Creating a New Place from an Old Memory


There's something nobody tells you about Kansas until you've driven it yourself.

It's flat. Really flat. The kind of flat that stops being a joke and starts being something else entirely once you're actually out on the road with nothing between you and the horizon but wheat fields and sky. You can see for miles in every direction. You can see storms coming from an hour away. You can see the water tower of the next town long before you reach it.

And if you're driving into Monet, you can see the grain elevators from three miles out.

They rise up out of the prairie without warning — tall and painted and absolutely impossible, Monet's water lilies and haystacks wrapped around working concrete like a dream someone decided to make permanent. On the right morning, with the light coming in low from the east, they're the first thing that catches the sun. You see them glowing before you see anything else.

I've watched a lot of people have that moment for the first time. The involuntary slowdown. The hand coming up toward the window. The thing they say, which is usually some version of I didn't expect that.

Nobody ever does.

But there's another version of that moment. The one that doesn't get talked about as much.

The one where you've seen them a thousand times. Where you grew up under their shadow and spent years wanting something bigger than what they represented. Where you made a decision — or a series of decisions, or maybe just let life make them for you — and drove away from Monet with those painted towers getting smaller in your rearview mirror.

What does it feel like to watch them disappear?

I've been writing a character who knows that moment intimately.

Her name is Blair Cole. She's a hairdresser, sharp as a pair of good shears, and she left Monet six years before the story I'm telling begins. She had her reasons. They made sense to her at the time, the way reasons always do when you're the one holding them. The night she left, she didn't look back at the elevators. She just drove.

I think about that a lot. The specific choice of not looking.

The thing about leaving a place like Monet is that it doesn't quite let you go. The town keeps existing without you. The elevators keep standing. The people you left behind keep living their lives, carrying pieces of your story that you're no longer around to correct.

And then something happens — it's always something, a phone call, a crisis, the particular pull of a place that knew you before you knew yourself — and you find yourself on that road again. Heading back.

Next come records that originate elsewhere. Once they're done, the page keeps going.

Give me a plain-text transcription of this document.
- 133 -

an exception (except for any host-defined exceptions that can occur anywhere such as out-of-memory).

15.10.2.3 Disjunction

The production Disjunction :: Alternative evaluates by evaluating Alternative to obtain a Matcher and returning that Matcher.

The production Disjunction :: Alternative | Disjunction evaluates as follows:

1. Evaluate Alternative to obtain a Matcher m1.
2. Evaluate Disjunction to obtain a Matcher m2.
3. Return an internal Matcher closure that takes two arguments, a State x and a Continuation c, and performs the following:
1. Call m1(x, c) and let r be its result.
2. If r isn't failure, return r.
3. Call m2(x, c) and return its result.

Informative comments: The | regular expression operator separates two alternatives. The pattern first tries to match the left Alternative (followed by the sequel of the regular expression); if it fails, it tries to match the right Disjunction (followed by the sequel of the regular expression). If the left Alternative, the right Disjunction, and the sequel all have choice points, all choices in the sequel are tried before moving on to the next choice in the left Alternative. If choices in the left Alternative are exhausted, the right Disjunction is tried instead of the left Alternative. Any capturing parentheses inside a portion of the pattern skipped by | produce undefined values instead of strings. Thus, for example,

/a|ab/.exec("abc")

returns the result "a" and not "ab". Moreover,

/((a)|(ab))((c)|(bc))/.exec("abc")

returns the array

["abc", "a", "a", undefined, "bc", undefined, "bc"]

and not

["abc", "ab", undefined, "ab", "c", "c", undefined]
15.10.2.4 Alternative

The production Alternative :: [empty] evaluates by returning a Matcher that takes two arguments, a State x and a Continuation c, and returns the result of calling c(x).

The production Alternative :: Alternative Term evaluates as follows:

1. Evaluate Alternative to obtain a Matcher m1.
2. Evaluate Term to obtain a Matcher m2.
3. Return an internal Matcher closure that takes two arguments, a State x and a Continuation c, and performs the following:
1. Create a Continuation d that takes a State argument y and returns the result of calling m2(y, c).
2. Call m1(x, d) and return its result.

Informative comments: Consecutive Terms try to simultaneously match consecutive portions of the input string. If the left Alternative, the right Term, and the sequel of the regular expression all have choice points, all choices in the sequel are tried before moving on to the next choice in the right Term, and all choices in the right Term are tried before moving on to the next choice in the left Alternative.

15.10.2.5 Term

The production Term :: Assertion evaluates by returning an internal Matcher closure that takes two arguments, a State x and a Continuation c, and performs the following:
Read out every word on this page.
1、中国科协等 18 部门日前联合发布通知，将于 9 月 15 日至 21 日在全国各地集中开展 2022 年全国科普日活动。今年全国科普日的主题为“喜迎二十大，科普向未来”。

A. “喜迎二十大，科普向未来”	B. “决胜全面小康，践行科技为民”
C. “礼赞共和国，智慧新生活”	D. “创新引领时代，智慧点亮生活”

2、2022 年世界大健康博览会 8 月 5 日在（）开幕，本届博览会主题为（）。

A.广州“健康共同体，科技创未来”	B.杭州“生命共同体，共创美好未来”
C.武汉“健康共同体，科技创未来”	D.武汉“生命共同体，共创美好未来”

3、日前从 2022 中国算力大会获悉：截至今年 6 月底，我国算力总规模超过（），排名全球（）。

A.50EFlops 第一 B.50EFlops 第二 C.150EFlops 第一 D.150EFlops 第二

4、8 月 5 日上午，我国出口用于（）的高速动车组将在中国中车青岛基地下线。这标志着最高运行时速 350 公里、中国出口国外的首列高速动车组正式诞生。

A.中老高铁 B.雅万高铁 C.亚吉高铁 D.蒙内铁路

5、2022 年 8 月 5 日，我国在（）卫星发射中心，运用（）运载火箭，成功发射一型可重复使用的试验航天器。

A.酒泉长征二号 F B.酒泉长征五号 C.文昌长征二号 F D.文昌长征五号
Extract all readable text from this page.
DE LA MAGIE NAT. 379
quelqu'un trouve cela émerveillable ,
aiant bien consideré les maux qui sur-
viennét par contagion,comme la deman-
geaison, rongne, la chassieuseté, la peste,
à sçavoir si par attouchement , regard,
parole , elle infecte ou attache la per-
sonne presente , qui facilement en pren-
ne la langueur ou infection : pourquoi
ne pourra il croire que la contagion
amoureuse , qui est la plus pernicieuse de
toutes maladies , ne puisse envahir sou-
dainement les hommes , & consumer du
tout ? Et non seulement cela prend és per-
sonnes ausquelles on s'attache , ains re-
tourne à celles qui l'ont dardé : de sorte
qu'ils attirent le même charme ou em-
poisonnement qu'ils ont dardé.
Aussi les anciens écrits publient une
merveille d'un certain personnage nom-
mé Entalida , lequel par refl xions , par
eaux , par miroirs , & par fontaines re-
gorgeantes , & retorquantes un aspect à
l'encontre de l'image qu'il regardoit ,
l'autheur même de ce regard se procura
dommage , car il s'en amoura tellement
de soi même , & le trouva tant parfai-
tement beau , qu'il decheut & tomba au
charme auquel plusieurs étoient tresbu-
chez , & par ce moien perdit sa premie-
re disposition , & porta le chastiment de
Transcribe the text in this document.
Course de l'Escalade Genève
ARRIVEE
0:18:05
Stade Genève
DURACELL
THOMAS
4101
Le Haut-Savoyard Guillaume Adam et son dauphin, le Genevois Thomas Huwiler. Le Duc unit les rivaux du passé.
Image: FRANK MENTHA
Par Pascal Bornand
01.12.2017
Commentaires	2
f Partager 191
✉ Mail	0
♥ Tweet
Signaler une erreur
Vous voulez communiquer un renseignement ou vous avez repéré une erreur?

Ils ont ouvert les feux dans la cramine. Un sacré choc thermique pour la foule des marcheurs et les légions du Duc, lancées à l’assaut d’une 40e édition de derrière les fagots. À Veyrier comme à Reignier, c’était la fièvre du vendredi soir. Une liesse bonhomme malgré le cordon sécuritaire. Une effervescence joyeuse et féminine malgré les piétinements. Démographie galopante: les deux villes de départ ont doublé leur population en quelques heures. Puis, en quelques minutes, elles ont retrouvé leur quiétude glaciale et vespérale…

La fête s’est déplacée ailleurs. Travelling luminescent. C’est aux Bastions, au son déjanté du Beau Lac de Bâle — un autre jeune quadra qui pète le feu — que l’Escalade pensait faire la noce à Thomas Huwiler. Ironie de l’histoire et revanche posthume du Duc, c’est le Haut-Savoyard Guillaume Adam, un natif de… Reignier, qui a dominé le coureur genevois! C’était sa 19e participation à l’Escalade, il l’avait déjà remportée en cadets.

Watching the horizon.

Watching the elevators get bigger instead of smaller this time.

Blair makes that drive in my prequel story, Curling Iron Catastrophe — the story of the night everything fell apart and why she pointed her car away from Monet and didn't come back for six years. It's not a mystery. It's something quieter than that. A woman, a decision, and the particular weight of what gets left behind.

It's free when you subscribe to the newsletter. Because some stories are better told before the beginning.

The elevators are still there when she comes back. Of course they are. Sixty years and they haven't moved an inch.

There's something steadying about that, if you let it be.